PT pretende insistir em líder do agro para vice de Haddad, mas prioriza definição ao Senado

O objetivo é conseguir alguém que dialogue bem com o interior do estado de São Paulo

Beatriz Manfredini

Haddad durante evento pelo Dia do Trabalhador em São Bernardo do Campo
Ato em comemoração ao Dia do Trabalhador, no Paço Municipal de São Bernardo Foto: MARCELO OLIVEIRA/RASPRESS/ESTADÃO CONTEÚDO

O PT pretende continuar investindo no nome de Teresa Vendramini, conhecida como Teka Vendramini, ex-presidente da Sociedade Rural Brasileira, como possível vice de Fernando Haddad. Membros da pré-campanha do ex-ministro da Fazenda ao Palácio dos Bandeirantes avaliam que ela tem o melhor perfil para o posto e devem continuar as tratativas.
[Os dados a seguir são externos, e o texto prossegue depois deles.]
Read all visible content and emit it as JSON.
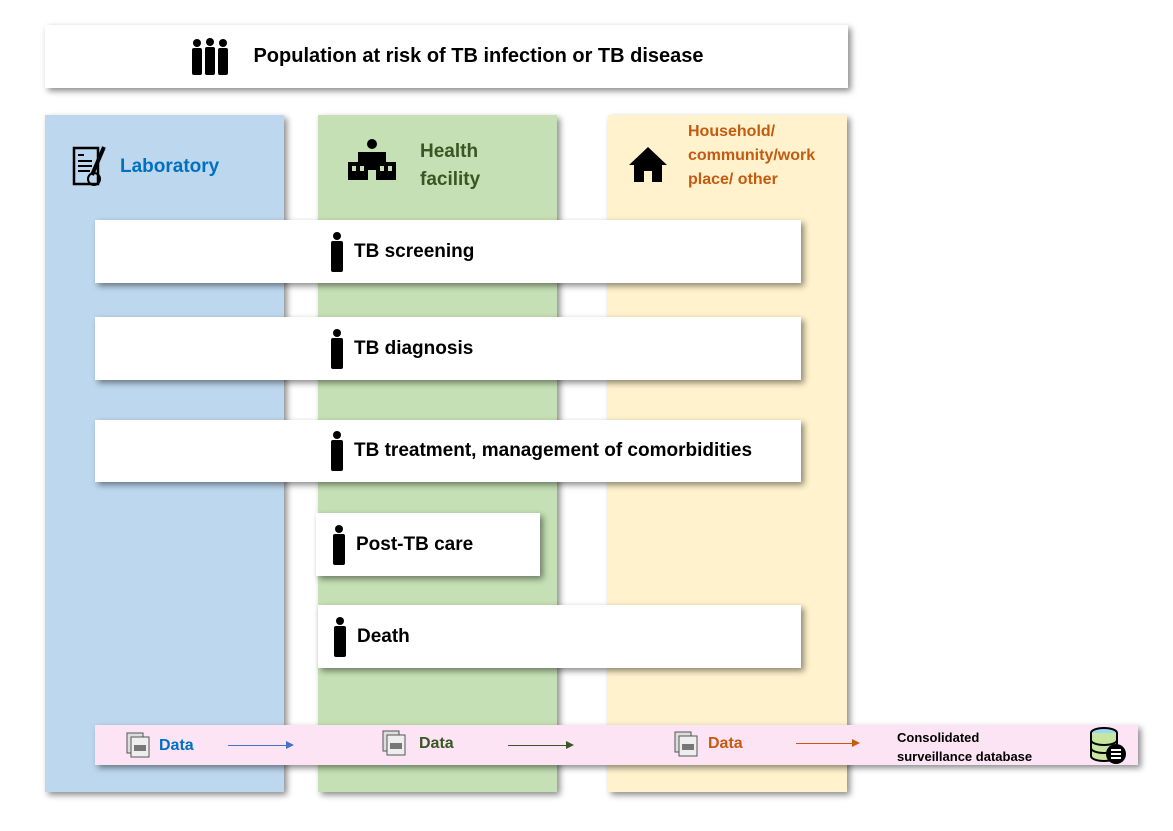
{
  "top": {
    "title": "Population at risk of TB infection or TB disease",
    "icon": "group-of-people-icon"
  },
  "columns": [
    {
      "label": "Laboratory",
      "color": "#BDD7EE",
      "text_color": "#0070C0",
      "icon": "lab-report-icon"
    },
    {
      "label": "Health facility",
      "color": "#C5E0B4",
      "text_color": "#385723",
      "icon": "hospital-icon"
    },
    {
      "label": "Household/ community/work place/ other",
      "color": "#FFF2CC",
      "text_color": "#C55A11",
      "icon": "house-icon"
    }
  ],
  "steps": [
    "TB screening",
    "TB diagnosis",
    "TB treatment, management of comorbidities",
    "Post-TB care",
    "Death"
  ],
  "data_flow": {
    "background": "#FCE4F4",
    "items": [
      {
        "label": "Data",
        "color": "#0070C0"
      },
      {
        "label": "Data",
        "color": "#385723"
      },
      {
        "label": "Data",
        "color": "#C55A11"
      }
    ],
    "arrow_colors": [
      "#4472C4",
      "#385723",
      "#C55A11"
    ],
    "destination": "Consolidated surveillance database"
  }
}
Até agora, após algumas conversas, Teka tem demonstrado resistência com a ideia, apesar de se disponibilizar a ajudar no conteúdo do programa de governo e se envolver em outras etapas da campanha. Mesmo assim, ela segue sendo vista como plano A.

O objetivo é conseguir alguém que dialogue bem com o interior do estado de São Paulo e especialmente com o agronegócio, setores mais resistentes às candidaturas da sigla. O papel esperado é similar à chapa nacional de 2022, quando Lula (PT) e Geraldo Alckmin (PSB) se uniram. No início do ano, Teka se filiou ao PDT, que tem interesse na vaga de vice – o que também facilita a continuidade das tratativas.

Nos bastidores, porém, não há, nesse momento, pressa na escolha. O PT quer resolver primeiro o que vem chamando de “bom problema”: as duas vagas ao Senado, que contam com nomes de três ex-ministros. Simone Tebet (PSB), Marina Silva (Rede) e Márcio França (PSB) seguem como opções. As duas ministras, por exemplo, já sinalizaram não ter interesse na vaga de vice.